We have rolled out search enhancements (Details here: https://github.com/microsoft/vsmarketplace/issues/154#issuecomment-1285224069).

Please share feedback and reopen if necessary.

isidorn commented 1 year ago

Thanks @kj0171

To clarify, most of the improvements can be seen in VS Code Insiders. While we plan to have these improvements in VS Code Stable soon. Try them out in VS Code Insiders and let us know what you think.

alefragnani commented 1 year ago

Just noticed something on Insiders release that could lead to an impersonating issue discussed here https://vscode-dev-community.slack.com/archives/C74CB59NE/p1673358662096609, based on a post in https://blog.aquasec.com/can-you-trust-your-vscode-extensions

The marketplace search does not respect exact match if you use the publisher field.
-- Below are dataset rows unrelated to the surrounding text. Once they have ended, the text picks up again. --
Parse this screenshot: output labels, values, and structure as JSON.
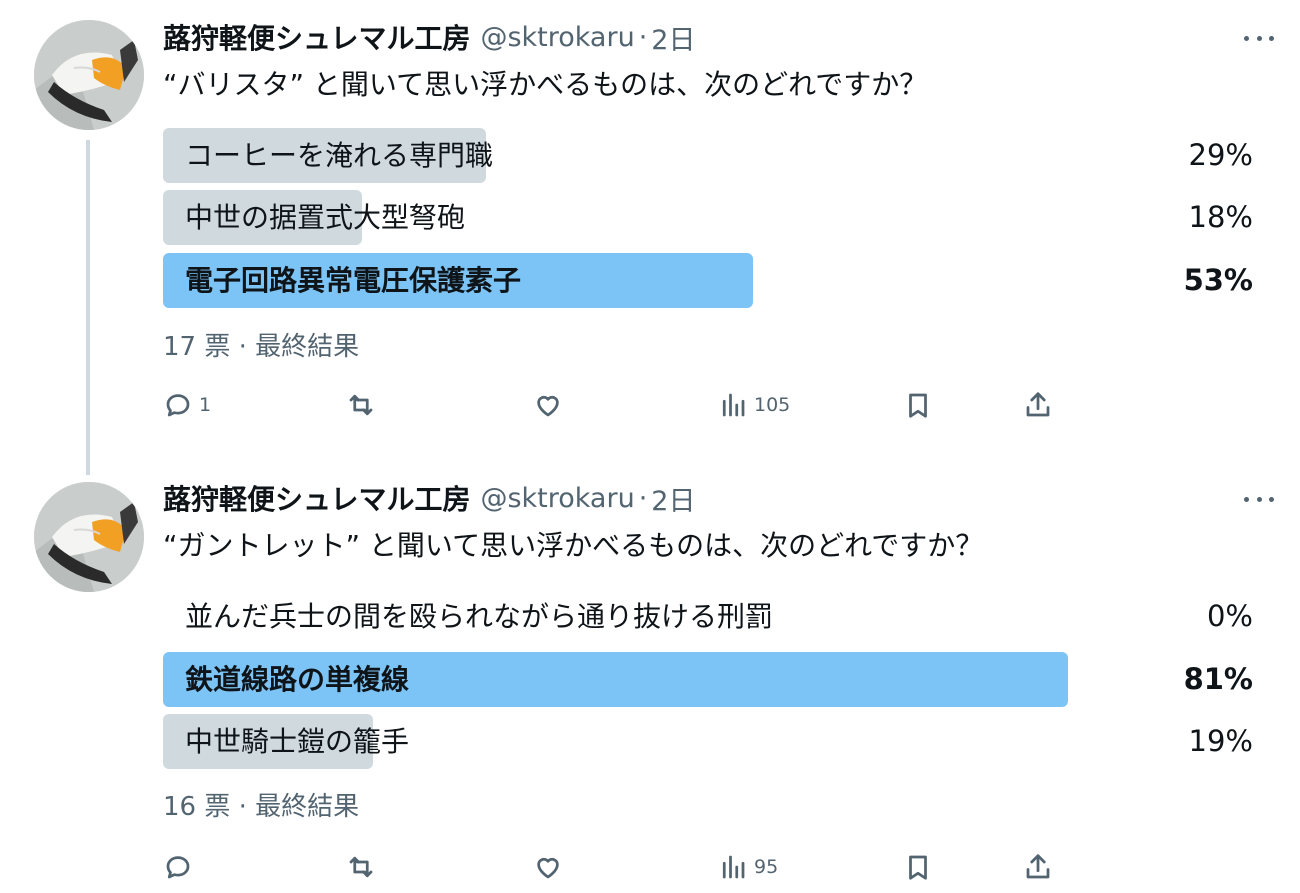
{
  "tweets": [
    {
      "author_name": "蕗狩軽便シュレマル工房",
      "handle": "@sktrokaru",
      "separator": "·",
      "time": "2日",
      "question": "“バリスタ” と聞いて思い浮かべるものは、次のどれですか？",
      "options": [
        {
          "label": "コーヒーを淹れる専門職",
          "percent_text": "29%",
          "percent": 29,
          "winner": false
        },
        {
          "label": "中世の据置式大型弩砲",
          "percent_text": "18%",
          "percent": 18,
          "winner": false
        },
        {
          "label": "電子回路異常電圧保護素子",
          "percent_text": "53%",
          "percent": 53,
          "winner": true
        }
      ],
      "meta": "17 票 · 最終結果",
      "actions": {
        "reply_count": "1",
        "retweet_count": "",
        "like_count": "",
        "view_count": "105"
      }
    },
    {
      "author_name": "蕗狩軽便シュレマル工房",
      "handle": "@sktrokaru",
      "separator": "·",
      "time": "2日",
      "question": "“ガントレット” と聞いて思い浮かべるものは、次のどれですか？",
      "options": [
        {
          "label": "並んだ兵士の間を殴られながら通り抜ける刑罰",
          "percent_text": "0%",
          "percent": 0,
          "winner": false
        },
        {
          "label": "鉄道線路の単複線",
          "percent_text": "81%",
          "percent": 81,
          "winner": true
        },
        {
          "label": "中世騎士鎧の籠手",
          "percent_text": "19%",
          "percent": 19,
          "winner": false
        }
      ],
      "meta": "16 票 · 最終結果",
      "actions": {
        "reply_count": "",
        "retweet_count": "",
        "like_count": "",
        "view_count": "95"
      }
    }
  ],
  "colors": {
    "bar_default": "#cfd9de",
    "bar_winner": "#7cc4f5",
    "secondary_text": "#536471",
    "primary_text": "#0f1419"
  },
  "icons": [
    "reply-icon",
    "retweet-icon",
    "like-icon",
    "views-icon",
    "bookmark-icon",
    "share-icon",
    "more-icon"
  ]
}
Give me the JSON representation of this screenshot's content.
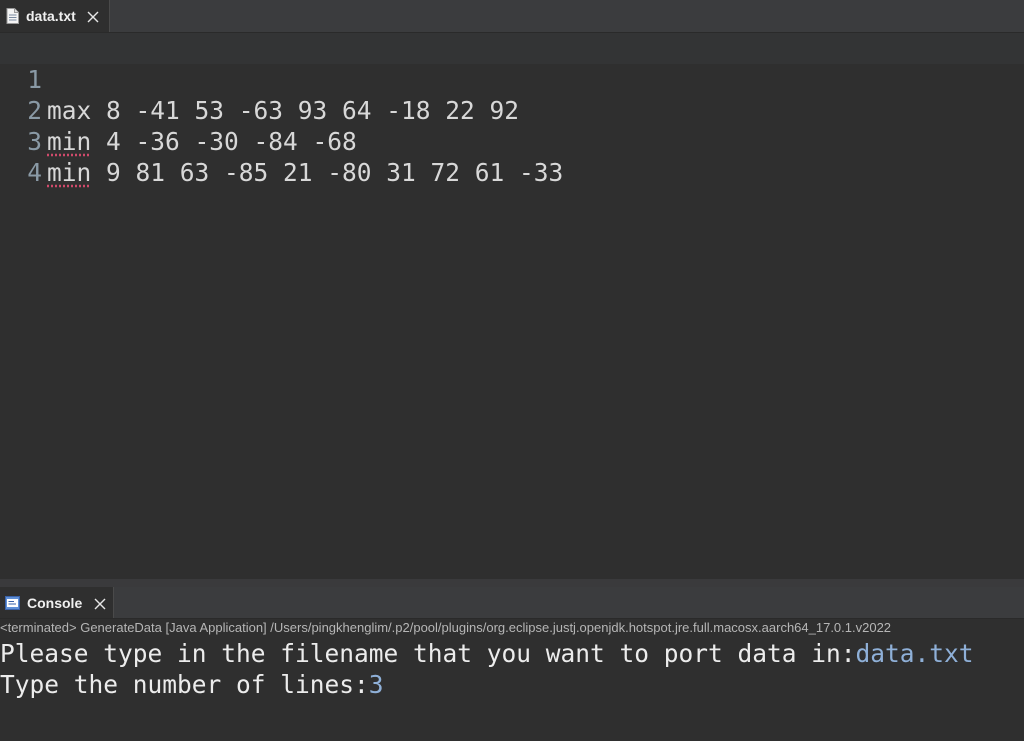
{
  "editor": {
    "tab": {
      "label": "data.txt"
    },
    "lines": [
      {
        "number": "1",
        "keyword": "max",
        "rest": " 8 -41 53 -63 93 64 -18 22 92"
      },
      {
        "number": "2",
        "keyword": "min",
        "rest": " 4 -36 -30 -84 -68"
      },
      {
        "number": "3",
        "keyword": "min",
        "rest": " 9 81 63 -85 21 -80 31 72 61 -33"
      },
      {
        "number": "4",
        "keyword": "",
        "rest": ""
      }
    ]
  },
  "console": {
    "tab": {
      "label": "Console"
    },
    "status": "<terminated> GenerateData [Java Application] /Users/pingkhenglim/.p2/pool/plugins/org.eclipse.justj.openjdk.hotspot.jre.full.macosx.aarch64_17.0.1.v2022",
    "output": [
      {
        "prompt": "Please type in the filename that you want to port data in:",
        "input": "data.txt"
      },
      {
        "prompt": "Type the number of lines:",
        "input": "3"
      }
    ]
  },
  "colors": {
    "background": "#2f2f2f",
    "text": "#d8d8d8",
    "line_number": "#8a9aa6",
    "console_input": "#8fb0d8",
    "spell_underline": "#d04a6b"
  },
  "icons": {
    "editor_tab": "text-file-icon",
    "console_tab": "console-icon",
    "close": "close-icon"
  }
}
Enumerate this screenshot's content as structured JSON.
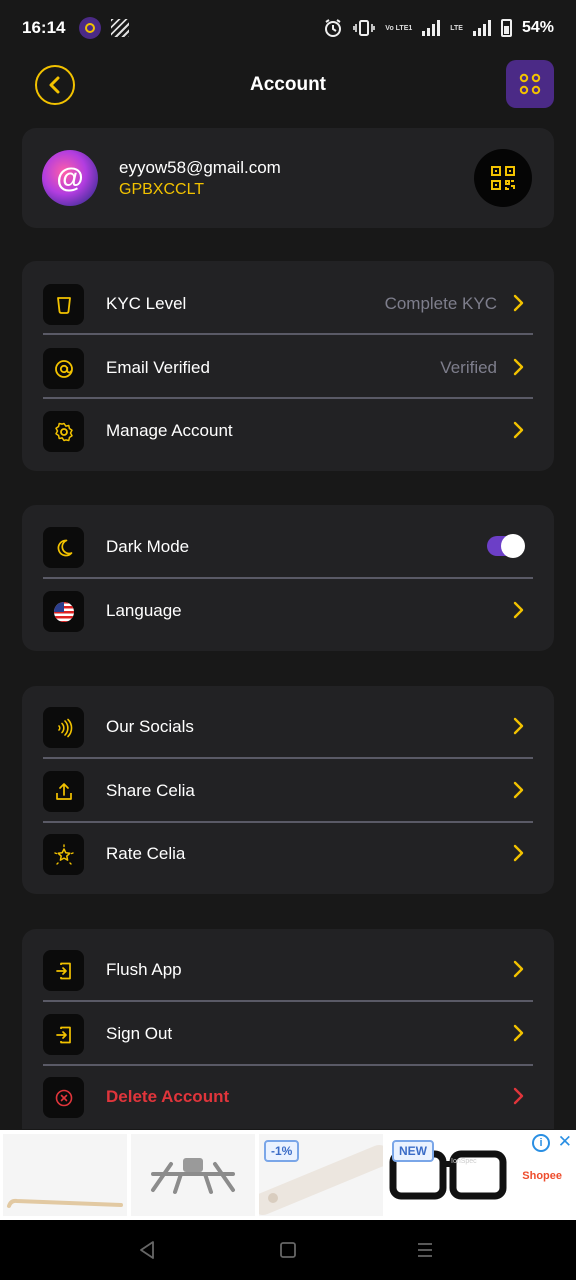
{
  "status_bar": {
    "time": "16:14",
    "battery": "54%",
    "network_small": "Vo LTE1",
    "network_small2": "LTE"
  },
  "header": {
    "title": "Account",
    "back_icon": "chevron-left-icon",
    "menu_icon": "grid-dots-icon"
  },
  "profile": {
    "email": "eyyow58@gmail.com",
    "uid": "GPBXCCLT",
    "avatar_symbol": "@"
  },
  "sections": {
    "verification": [
      {
        "icon": "shield-icon",
        "label": "KYC Level",
        "value": "Complete KYC"
      },
      {
        "icon": "at-sign-icon",
        "label": "Email Verified",
        "value": "Verified"
      },
      {
        "icon": "gear-icon",
        "label": "Manage Account",
        "value": ""
      }
    ],
    "preferences": [
      {
        "icon": "moon-icon",
        "label": "Dark Mode",
        "toggle": true
      },
      {
        "icon": "us-flag-icon",
        "label": "Language"
      }
    ],
    "social": [
      {
        "icon": "sound-waves-icon",
        "label": "Our Socials"
      },
      {
        "icon": "share-icon",
        "label": "Share Celia"
      },
      {
        "icon": "star-icon",
        "label": "Rate Celia"
      }
    ],
    "danger": [
      {
        "icon": "exit-icon",
        "label": "Flush App"
      },
      {
        "icon": "exit-icon",
        "label": "Sign Out"
      },
      {
        "icon": "x-circle-icon",
        "label": "Delete Account"
      }
    ]
  },
  "ad": {
    "badges": [
      "-1%",
      "NEW"
    ],
    "brand": "Shopee",
    "tile_caption": "IonSpec"
  },
  "colors": {
    "accent": "#f2c200",
    "purple": "#4b2a86",
    "danger": "#e0353b",
    "card": "#222224",
    "background": "#181818"
  }
}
I search for an extension, clicked in the publisher name to see other extensions of that publisher (myself), but the new search also returns extensions from authors with similar names.

image

Based on this comment it seems only well-known publishers are handled, but I would argue that this change should be revisited.

Also, if you misstype the search, using publisher:"microsoft instead (yes, just missing the final double quotes), the result is not good at all. This error, on the other hand, happens on both, Stable and Insiders releases.

image

Thank you

kj0171 commented 1 year ago

Just noticed something on Insiders release that could lead to an impersonating issue discussed here https://vscode-dev-community.slack.com/archives/C74CB59NE/p1673358662096609, based on a post in https://blog.aquasec.com/can-you-trust-your-vscode-extensions

The marketplace search does not respect exact match if you use the publisher field.

I search for an extension, clicked in the publisher name to see other extensions of that publisher (myself), but the new search also returns extensions from authors with similar names.

image

Based on this comment it seems only well-known publishers are handled, but I would argue that this change should be revisited.

Also, if you misstype the search, using publisher:"microsoft instead (yes, just missing the final double quotes), the result is not good at all. This error, on the other hand, happens on both, Stable and Insiders releases.

image

Thank you

Thank you for pointing out the issue. For a few reasons, we aren't able to take this fix forward. We are aware of this issue and are working towards this. It will soon be fixed. We will keep you updated.

prashantvc commented 1 year ago

We deployed the search improvements. Note: This is an ongoing effort, and more improvements will follow. We appriciate if you have any feedback for the team

You will start seeing more relevant results, and support for following features:

Light Theme - Previous Search Dark Theme - New and Improved Search

Inclusion and Exclusion (+, -) [#20] image

Multi-word search image

AND/OR You can now use AND/OR operation with multiword searches

Screenshot 2023-01-11 at 15 39 04

NOT Exclude unwanted search terms Screenshot 2023-01-11 at 15 39 39

prashantvc commented 1 year ago

The marketplace search does not respect exact match if you use the publisher field.

@alefragnani This is quite an unique problem, thanks a lot for reporting. There are two opinions within the team/VS Code users. We are still figuring out the intent behind the query. Did user mean to apply a filter? Did they try search extensions by publisher name!? It may take awhile conclude this.

The missing double quote can be handled better, it's on our list to fix it.

prashantvc commented 1 year ago

Hey All,

We have deployed (7th Feb) number of changes to the VS Code Insiders improving relevancy, especially for multi-word searches and overrall search experience. The improvements will make their way into VS Code Stable in couple of weeks

Please give it try and let us know what you think. We will continue to work on improving search in VS Code as well as in the Marketplace; your continued support and feedback will help us make it better for the community.

Thank you all for participating in the discusstion. Please feel free to leave comments or contact me directly, we can chat about ideas and possible improvents (Booking Link)

I am closing this issue, and continue discussion in the open issues listed in the description

isidorn commented 1 year ago

I created this follow up issue to make sure @alefragnani publisher bug is still captured https://github.com/microsoft/vsmarketplace/issues/580

@SaiKanth007 mentioned to me that this should be fixed end of March.

gerroon commented 1 day ago

This is not working for me. Is this implemented?

@enabled NOT @category:"themes"